Well there’s the word “murder” in the title, so clearly someone gets killed here. But even more fundamentally, director and star Kenneth Branagh’s adaptation of the classic Agatha Christie mystery will probably be too grown-up for younger viewers, who might find it slow and hard to follow. Branagh leads an all-star cast (Johnny Depp, Michelle Pfeiffer, Willem Dafoe, Judi Dench, Daisy Ridley, Penelope Cruz) as the world-famous detective Hercule Poirot. When a passenger on the Orient Express train is murdered, Poirot must solve the crime by investigating the handful of other people on board. There’s a lot of adult discussion of motive, as well as graphic description of the killing itself. There are also some physical altercations between several of the characters. Many characters smoke. And the subject matter in general is probably not suitable for viewers younger than 10 or 11.


New on DVD

 

Cars 3 (2017) 69%

Rating: G

Kids of all ages can enjoy this third film in the animated Cars franchise, and they probably have done so already. It’s totally harmless and not even remotely as complicated or challenging as the best of the Pixar universe. Cars 3 once again centers on Lightning McQueen (voiced as always by Owen Wilson), who’s now finding that, as a veteran racer, he’s not nearly as fast as his newer, more high-tech competitors. He works with a younger, female trainer named Cruz (Cristela Alonzo), who had long dreamed of racing herself. Basically, it’s about middle-age angst, which should be super fun for the kids in your family. Lightning suffers a couple of bad crashes, and he and Cruz find themselves in danger when they accidentally enter themselves in a demolition derby. But there’s nothing inappropriate here.


The Glass Castle (2017) 52%

Rating: PG-13, for mature thematic content involving family dysfunction, and for some language and smoking.

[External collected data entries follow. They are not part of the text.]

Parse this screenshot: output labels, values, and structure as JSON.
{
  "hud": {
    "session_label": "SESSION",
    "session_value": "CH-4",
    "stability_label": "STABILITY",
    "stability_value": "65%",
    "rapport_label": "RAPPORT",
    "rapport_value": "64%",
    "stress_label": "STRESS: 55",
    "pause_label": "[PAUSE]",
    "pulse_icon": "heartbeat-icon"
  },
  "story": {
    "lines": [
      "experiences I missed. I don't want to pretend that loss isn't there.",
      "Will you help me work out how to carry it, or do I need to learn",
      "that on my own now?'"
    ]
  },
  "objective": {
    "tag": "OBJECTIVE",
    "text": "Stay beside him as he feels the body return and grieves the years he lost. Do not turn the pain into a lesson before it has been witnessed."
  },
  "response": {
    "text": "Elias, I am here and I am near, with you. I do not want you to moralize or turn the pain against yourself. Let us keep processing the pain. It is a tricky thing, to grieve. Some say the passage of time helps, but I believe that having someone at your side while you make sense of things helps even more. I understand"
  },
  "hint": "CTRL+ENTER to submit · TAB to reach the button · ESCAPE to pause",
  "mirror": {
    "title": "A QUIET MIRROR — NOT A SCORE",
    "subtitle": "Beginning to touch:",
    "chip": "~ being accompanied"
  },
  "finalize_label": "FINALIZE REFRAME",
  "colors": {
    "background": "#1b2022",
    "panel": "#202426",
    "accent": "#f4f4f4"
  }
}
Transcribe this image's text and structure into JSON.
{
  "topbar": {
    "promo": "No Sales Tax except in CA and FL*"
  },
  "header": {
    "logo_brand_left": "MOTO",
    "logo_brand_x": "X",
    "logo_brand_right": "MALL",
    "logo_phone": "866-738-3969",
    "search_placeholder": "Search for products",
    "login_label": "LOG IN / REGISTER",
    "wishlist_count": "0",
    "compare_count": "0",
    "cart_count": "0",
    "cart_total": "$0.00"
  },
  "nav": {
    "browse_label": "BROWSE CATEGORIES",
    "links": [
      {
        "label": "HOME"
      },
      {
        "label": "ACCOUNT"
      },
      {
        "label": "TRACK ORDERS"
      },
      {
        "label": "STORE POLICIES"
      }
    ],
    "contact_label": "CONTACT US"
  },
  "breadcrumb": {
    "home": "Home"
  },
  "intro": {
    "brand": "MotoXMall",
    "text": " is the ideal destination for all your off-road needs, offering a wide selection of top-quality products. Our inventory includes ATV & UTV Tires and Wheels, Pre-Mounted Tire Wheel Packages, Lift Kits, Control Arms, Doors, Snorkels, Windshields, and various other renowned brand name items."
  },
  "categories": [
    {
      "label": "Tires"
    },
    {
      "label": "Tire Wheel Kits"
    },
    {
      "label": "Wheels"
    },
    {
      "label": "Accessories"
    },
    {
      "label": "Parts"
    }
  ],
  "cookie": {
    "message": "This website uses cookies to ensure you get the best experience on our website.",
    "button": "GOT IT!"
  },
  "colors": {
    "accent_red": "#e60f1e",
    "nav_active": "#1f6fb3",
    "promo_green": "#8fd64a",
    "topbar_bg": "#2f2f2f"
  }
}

Mature tweens and older are the right audience for this drama, based on Jeannette Walls’ best-selling memoir about her horrific youth. Director and co-writer Destin Daniel Cretton Short Term 12 doesn’t shy away from showing us the squalor, poverty and hunger she and her siblings endured. The film flashes back and forth between Jeannette’s life as an up-and-coming New York journalist in 1989 (when Brie Larson plays her) and her uncertain childhood (when Ella Anderson plays her). The kids’ alcoholic father (Woody Harrelson) and flighty artist mother (Naomi Watts) wanted the family to live off the grid, which meant multiple moves from town to town, no school, and often no food. Jeannette frequently suffers physical and mental abuse. In one scene, she severely burns herself on the stove because her mother can’t be bothered to feed her; in another, she nearly drowns in a public pool when her father throws her into the deep end to teach her how to swim. All of these perils are in the name of making her (and the other kids) stronger, of giving them independence and character. But it’s harrowing to watch. The film also includes scenes of abandonment and neglect, as well as a moment when the father encourages teenage Jeannette to visit the apartment of an older man who tries to sexually assault her. Ultimately, The Glass Castle is about forgiveness and redemption, but it’s a long and painful haul to get there.